Annual passenger traffic at AUS; 1999–present
| Year | Passengers | Year | Passengers | Year | Passengers |
|---|---|---|---|---|---|
| 1999 | 6,644,482(a) | 2009 | 8,220,898 | 2019 | 17,343,729 |
| 2000 | 7,642,341 | 2010 | 8,652,480 | 2020 | 6,472,579 |
| 2001 | 7,181,190 | 2011 | 9,085,203 | 2021 | 13,570,771 |
| 2002 | 6,720,668 | 2012 | 9,436,197 | 2022 | 21,089,289 |
| 2003 | 6,706,385 | 2013 | 10,027,694 | 2023 | 22,095,876 |
| 2004 | 7,238,645 | 2014 | 10,719,320 | 2024 | 21,762,904 |
| 2005 | 7,683,545 | 2015 | 11,902,874 | 2025 | 21,666,852 |
| 2006 | 8,261,310 | 2016 | 12,439,788 | 2026 |  |
| 2007 | 8,885,391 | 2017 | 13,889,305 | 2027 |  |
| 2008 | 9,039,075 | 2018 | 15,819,912 | 2028 |  |

Note:(a); Includes passenger totals at Robert Mueller Municipal Airport for January–May 1999.

== Accidents and incidents ==
- March 1, 2002: During an instrument landing system (ILS) approach in bad weather, a Beechcraft A36 Bonanza, registration number N7236L, crashed on airport grounds and burned out after the pilot initiated a missed approach. The aircraft was destroyed and the pilot and single passenger were killed. The accident was attributed to "The pilot's failure to maintain airspeed, resulting in a stall. Contributing factors were the low ceiling, fog, and the unforecast weather conditions."

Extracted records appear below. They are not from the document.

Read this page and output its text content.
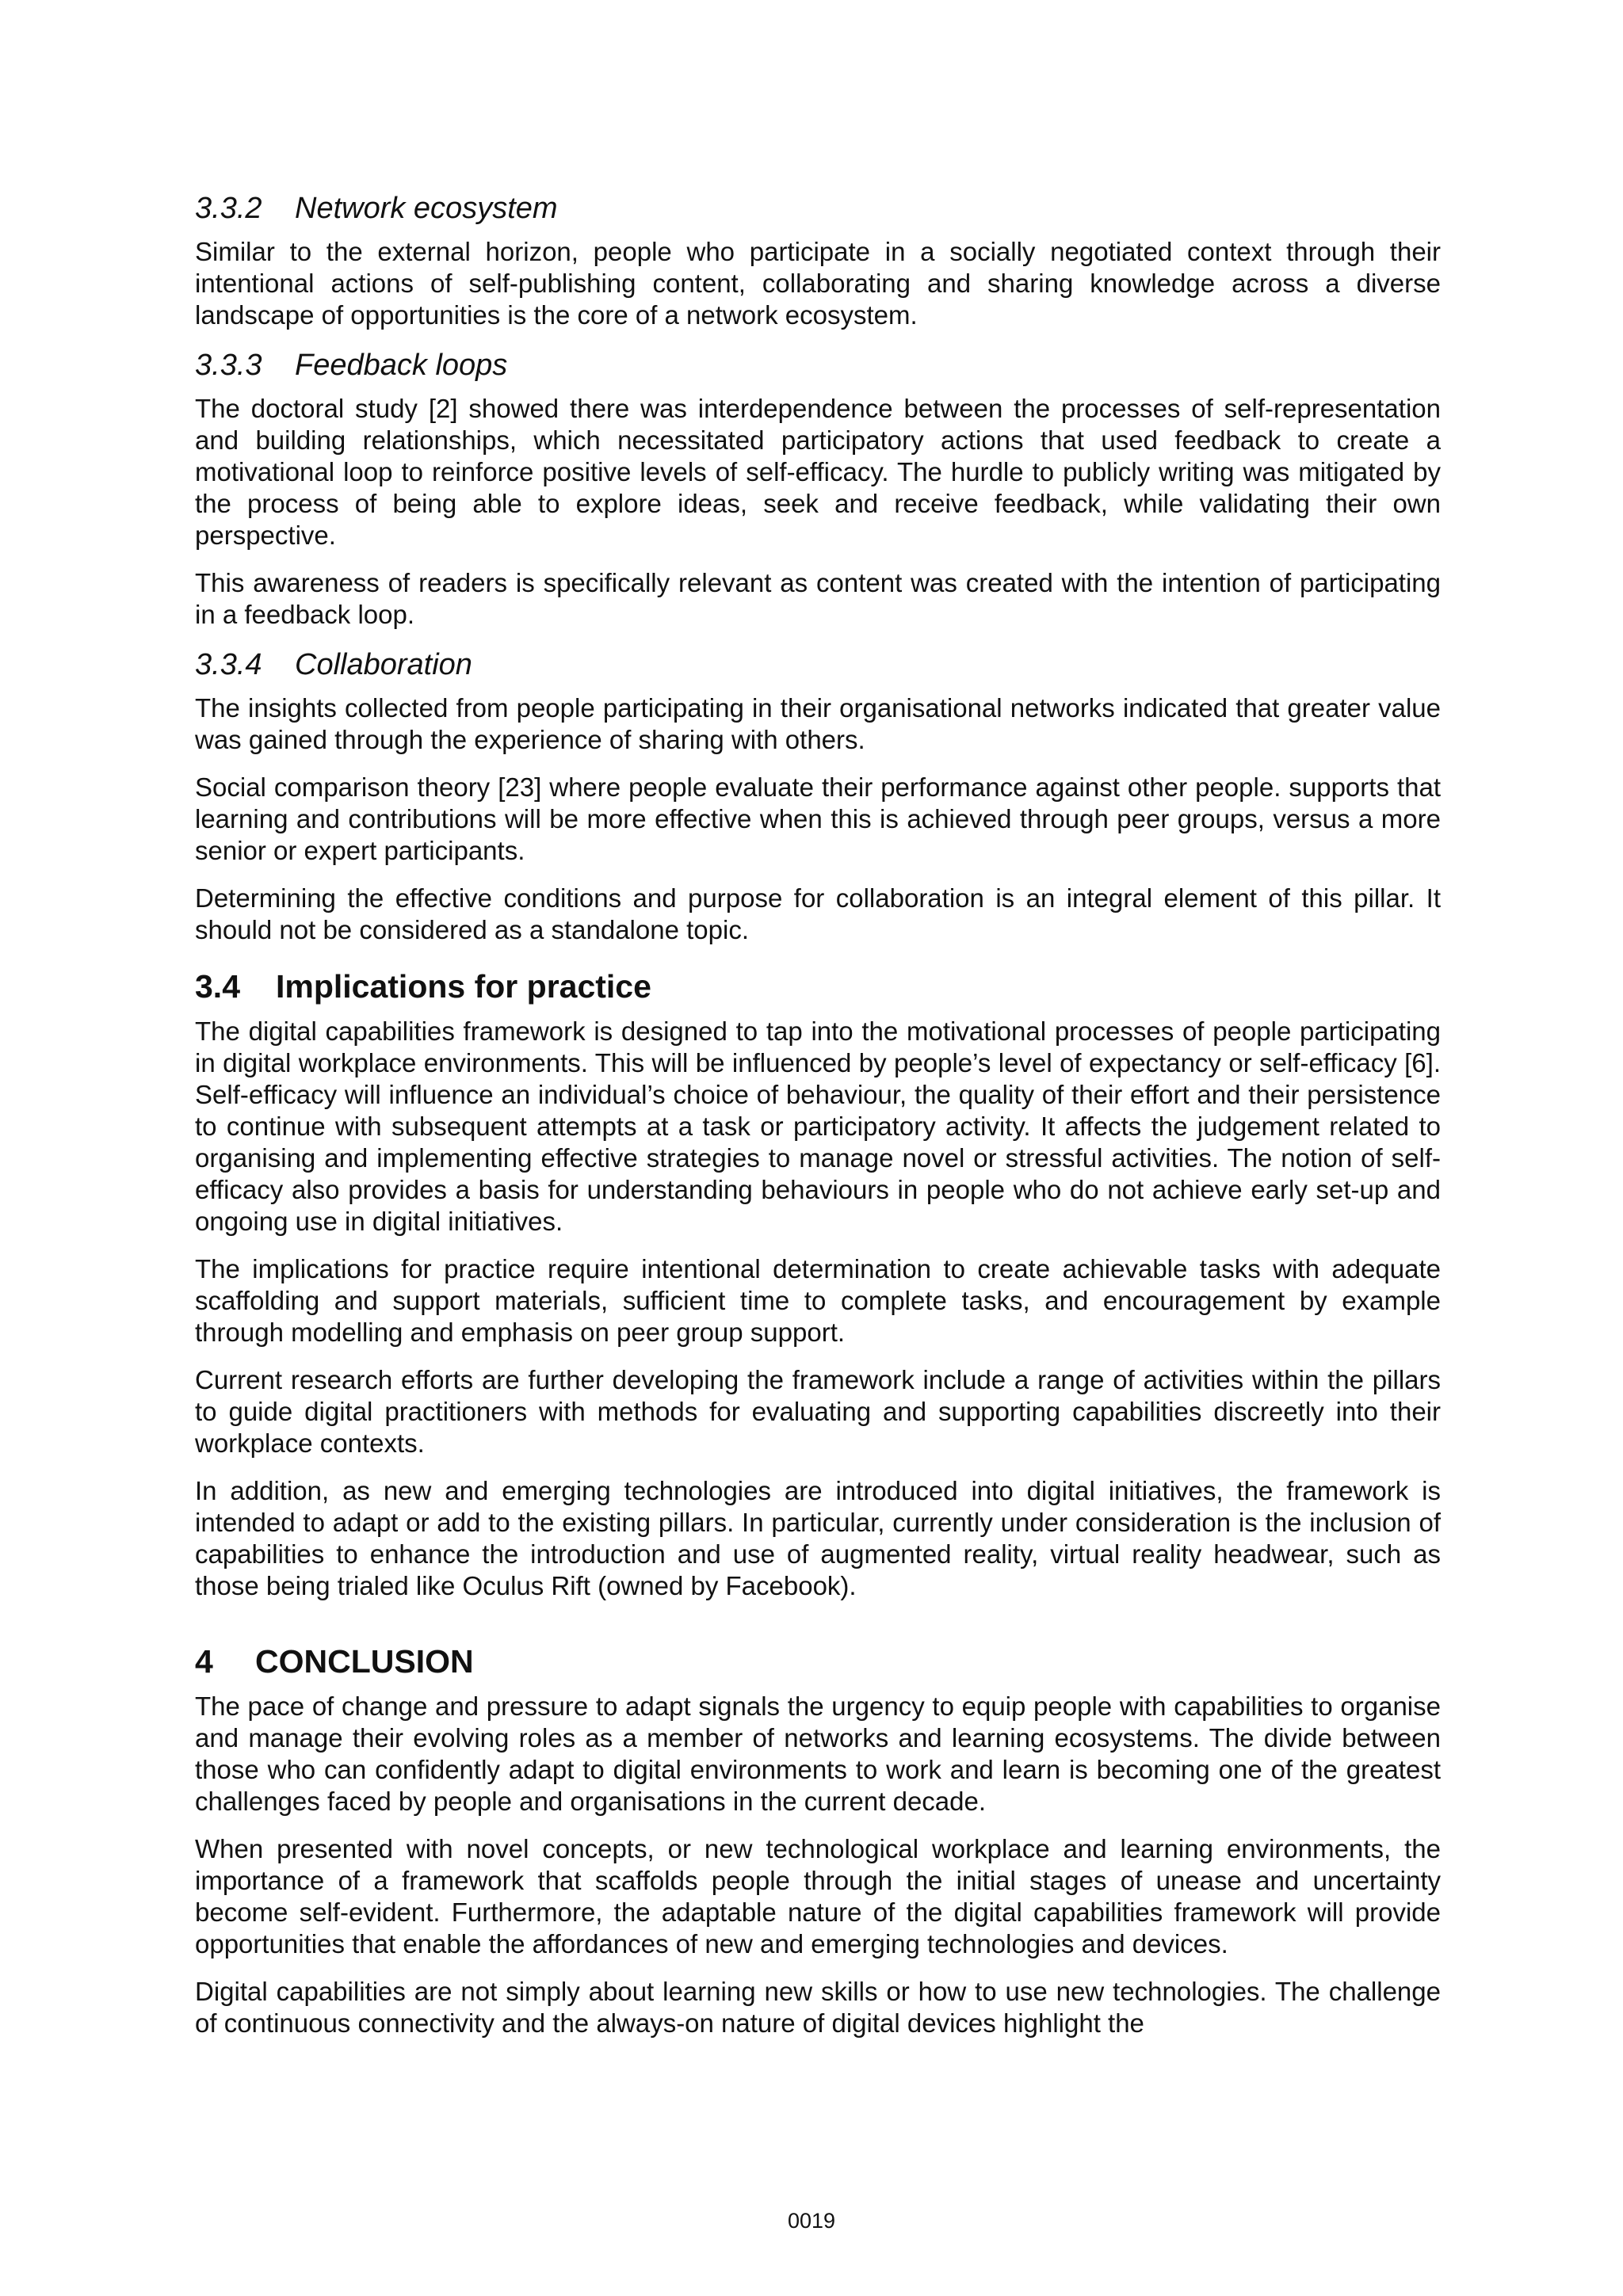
3.3.2 Network ecosystem

Similar to the external horizon, people who participate in a socially negotiated context through their intentional actions of self-publishing content, collaborating and sharing knowledge across a diverse landscape of opportunities is the core of a network ecosystem.

3.3.3 Feedback loops

The doctoral study [2] showed there was interdependence between the processes of self-representation and building relationships, which necessitated participatory actions that used feedback to create a motivational loop to reinforce positive levels of self-efficacy. The hurdle to publicly writing was mitigated by the process of being able to explore ideas, seek and receive feedback, while validating their own perspective.

This awareness of readers is specifically relevant as content was created with the intention of participating in a feedback loop.

3.3.4 Collaboration

The insights collected from people participating in their organisational networks indicated that greater value was gained through the experience of sharing with others.

Social comparison theory [23] where people evaluate their performance against other people. supports that learning and contributions will be more effective when this is achieved through peer groups, versus a more senior or expert participants.

Determining the effective conditions and purpose for collaboration is an integral element of this pillar. It should not be considered as a standalone topic.

3.4 Implications for practice

The digital capabilities framework is designed to tap into the motivational processes of people participating in digital workplace environments. This will be influenced by people’s level of expectancy or self-efficacy [6]. Self-efficacy will influence an individual’s choice of behaviour, the quality of their effort and their persistence to continue with subsequent attempts at a task or participatory activity. It affects the judgement related to organising and implementing effective strategies to manage novel or stressful activities. The notion of self-efficacy also provides a basis for understanding behaviours in people who do not achieve early set-up and ongoing use in digital initiatives.

The implications for practice require intentional determination to create achievable tasks with adequate scaffolding and support materials, sufficient time to complete tasks, and encouragement by example through modelling and emphasis on peer group support.

Current research efforts are further developing the framework include a range of activities within the pillars to guide digital practitioners with methods for evaluating and supporting capabilities discreetly into their workplace contexts.

In addition, as new and emerging technologies are introduced into digital initiatives, the framework is intended to adapt or add to the existing pillars. In particular, currently under consideration is the inclusion of capabilities to enhance the introduction and use of augmented reality, virtual reality headwear, such as those being trialed like Oculus Rift (owned by Facebook).

4 CONCLUSION

The pace of change and pressure to adapt signals the urgency to equip people with capabilities to organise and manage their evolving roles as a member of networks and learning ecosystems. The divide between those who can confidently adapt to digital environments to work and learn is becoming one of the greatest challenges faced by people and organisations in the current decade.

When presented with novel concepts, or new technological workplace and learning environments, the importance of a framework that scaffolds people through the initial stages of unease and uncertainty become self-evident. Furthermore, the adaptable nature of the digital capabilities framework will provide opportunities that enable the affordances of new and emerging technologies and devices.

Digital capabilities are not simply about learning new skills or how to use new technologies. The challenge of continuous connectivity and the always-on nature of digital devices highlight the

0019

- December 7, 2009: A Piper PA-46-500TP, registration number N600YE, impacted terrain near Mendoza, Texas, in a steep descending right turn during an ILS approach in low visibility, substantially damaging the aircraft and killing the pilot and single passenger. Immediately prior to the crash, an air traffic controller had instructed the pilot to perform a "combination of descending turns" and "heading changes [that] were rapid [and] of large magnitude..." Additionally, post-crash toxicological tests of the pilot found evidence of diphenhydramine, a sedating antihistamine. The accident was attributed to "The pilot's spatial disorientation, which resulted in his loss of airplane control. Contributing to the pilot's spatial disorientation was the sequence and timing of the instructions issued by the air traffic controller. The pilot's operation of the airplane after using impairing medication may also have contributed."
- May 7, 2020: An adult male pedestrian trespassed on the airport's runway 17R and was hit and killed by Flight 1392, a Boeing 737-700 operated by Southwest Airlines, as it landed. There were no injuries to passengers or crew, but the plane sustained damage to its left engine nacelle. The victim was not authorized to be on the runway at the time.